Sin margen de error, la dupla técnica Leprosa -Favio Orsi y Sergio Gómez- enfrentan tal vez el partido más complejo de sus cortas carreras; incluso más que algún cotejo de su Platense Campeón.
Como sea, en la tardecita de este lunes se resolverá el futuro para la dupla técnica.
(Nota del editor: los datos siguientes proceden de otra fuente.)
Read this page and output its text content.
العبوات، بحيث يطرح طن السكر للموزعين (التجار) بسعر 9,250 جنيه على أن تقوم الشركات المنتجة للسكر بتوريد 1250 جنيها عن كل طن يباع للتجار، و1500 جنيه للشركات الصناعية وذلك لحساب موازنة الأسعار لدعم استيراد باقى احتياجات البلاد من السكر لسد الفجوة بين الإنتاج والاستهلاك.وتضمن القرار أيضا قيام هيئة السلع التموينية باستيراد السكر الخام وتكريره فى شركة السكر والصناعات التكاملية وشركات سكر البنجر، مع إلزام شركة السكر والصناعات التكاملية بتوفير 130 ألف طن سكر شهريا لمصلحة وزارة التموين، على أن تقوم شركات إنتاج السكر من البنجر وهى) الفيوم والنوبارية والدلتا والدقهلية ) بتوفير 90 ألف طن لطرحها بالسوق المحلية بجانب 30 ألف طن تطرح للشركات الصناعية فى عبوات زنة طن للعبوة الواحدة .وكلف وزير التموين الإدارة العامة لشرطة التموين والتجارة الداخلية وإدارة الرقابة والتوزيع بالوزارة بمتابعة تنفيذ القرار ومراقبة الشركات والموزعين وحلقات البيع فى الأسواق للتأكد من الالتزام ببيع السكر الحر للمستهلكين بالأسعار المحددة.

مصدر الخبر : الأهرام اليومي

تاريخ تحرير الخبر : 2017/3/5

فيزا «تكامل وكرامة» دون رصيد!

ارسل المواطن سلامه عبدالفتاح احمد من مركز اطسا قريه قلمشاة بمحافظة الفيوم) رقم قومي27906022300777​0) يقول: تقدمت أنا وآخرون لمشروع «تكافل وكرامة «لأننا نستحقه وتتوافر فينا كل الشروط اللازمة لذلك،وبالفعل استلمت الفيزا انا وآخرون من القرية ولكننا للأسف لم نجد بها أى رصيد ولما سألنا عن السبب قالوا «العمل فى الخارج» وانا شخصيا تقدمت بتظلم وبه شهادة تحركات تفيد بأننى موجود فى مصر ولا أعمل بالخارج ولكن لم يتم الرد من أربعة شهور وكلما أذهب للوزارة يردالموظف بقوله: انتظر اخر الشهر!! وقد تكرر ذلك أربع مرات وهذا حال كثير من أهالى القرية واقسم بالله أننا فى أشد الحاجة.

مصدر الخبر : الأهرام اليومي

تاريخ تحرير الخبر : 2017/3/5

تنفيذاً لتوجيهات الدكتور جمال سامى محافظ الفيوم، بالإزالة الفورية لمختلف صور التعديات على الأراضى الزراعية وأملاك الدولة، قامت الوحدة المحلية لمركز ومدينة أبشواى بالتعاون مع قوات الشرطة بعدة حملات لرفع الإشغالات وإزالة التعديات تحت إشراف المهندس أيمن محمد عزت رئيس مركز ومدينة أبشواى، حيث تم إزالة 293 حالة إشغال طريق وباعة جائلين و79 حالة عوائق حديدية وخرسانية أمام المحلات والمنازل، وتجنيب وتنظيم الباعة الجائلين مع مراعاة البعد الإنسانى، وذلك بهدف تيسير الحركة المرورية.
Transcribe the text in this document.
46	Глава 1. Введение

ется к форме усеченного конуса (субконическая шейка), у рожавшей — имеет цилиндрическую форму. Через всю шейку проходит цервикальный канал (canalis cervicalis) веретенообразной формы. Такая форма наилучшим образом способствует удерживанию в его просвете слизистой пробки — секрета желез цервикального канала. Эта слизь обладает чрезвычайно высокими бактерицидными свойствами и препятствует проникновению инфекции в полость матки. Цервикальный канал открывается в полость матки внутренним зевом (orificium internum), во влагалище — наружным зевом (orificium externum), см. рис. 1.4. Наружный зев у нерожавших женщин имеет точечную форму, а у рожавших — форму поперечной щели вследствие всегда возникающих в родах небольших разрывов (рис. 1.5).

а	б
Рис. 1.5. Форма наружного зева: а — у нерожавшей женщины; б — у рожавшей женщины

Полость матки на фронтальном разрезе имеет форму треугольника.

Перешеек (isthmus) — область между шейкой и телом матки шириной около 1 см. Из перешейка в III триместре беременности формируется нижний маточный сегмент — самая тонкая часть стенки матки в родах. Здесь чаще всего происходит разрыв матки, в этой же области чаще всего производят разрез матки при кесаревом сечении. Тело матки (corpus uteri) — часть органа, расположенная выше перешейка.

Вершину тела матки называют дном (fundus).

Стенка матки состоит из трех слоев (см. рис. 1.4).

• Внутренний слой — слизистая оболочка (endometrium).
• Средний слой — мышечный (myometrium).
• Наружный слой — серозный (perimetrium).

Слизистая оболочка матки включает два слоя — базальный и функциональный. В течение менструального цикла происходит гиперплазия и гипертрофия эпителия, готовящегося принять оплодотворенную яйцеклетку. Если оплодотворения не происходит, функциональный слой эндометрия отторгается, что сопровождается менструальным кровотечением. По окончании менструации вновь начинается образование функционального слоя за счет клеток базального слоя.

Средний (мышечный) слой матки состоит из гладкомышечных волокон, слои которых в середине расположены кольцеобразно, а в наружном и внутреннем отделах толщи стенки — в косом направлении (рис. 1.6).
En el peor de los casos, intuimos, significará la pérdida del trabajo; pero para el rojinegro sería, sin dudas, una cuasi tragedia.
Es que en el partido contra Riestra un empate de poco sirve, aunque hay una corriente de opinión que sostiene que “lo primero es dejar de perder”. Suena a poco, claro, pero una mirada a tener en cuenta.
Con todo, esta perspectiva tiene dos inconvenientes: en primer lugar, la gran mayoría de los hinchas esperan, por fin, una victoria a como dé lugar.
La otra cuestión son los caminos a la victoria; si es azarosa, se festejará, claro, pero el futuro seguirá siendo incierto.
El argumento es que se puede “trabajar” más tranquilo. En realidad, se puede trabajar (jugar a la pelota) cuando hay una idea de juego, un planteo táctico claro y sabiendo cuáles son hombres para llevar adelante la tarea.
Quien dirige es responsable de la idea y también de la puesta en escena. Ocurre que a veces existe en un plantel alguien que puede “salvar” al equipo; no es el caso de este Newell´s.
Pero si puede haber alguna estrategia para asumir la carencia. ¿Puede ser la “pelota parada”? Puede, a condición de armar una estructura acorde.
Lo que suena es al menos curioso. Cambios de nombres los cuales no están directamente relacionados con el juego. En el futbol no existen los atajos. La formula es jugar bien.
¿Y qué es eso? Pasarle la pelota a los compañeros y pensar siempre en el arco de enfrente.
Sobre esa premisa, el esquema que usted prefiera.
Por ahora, a cruzar los dedos y tocar madera.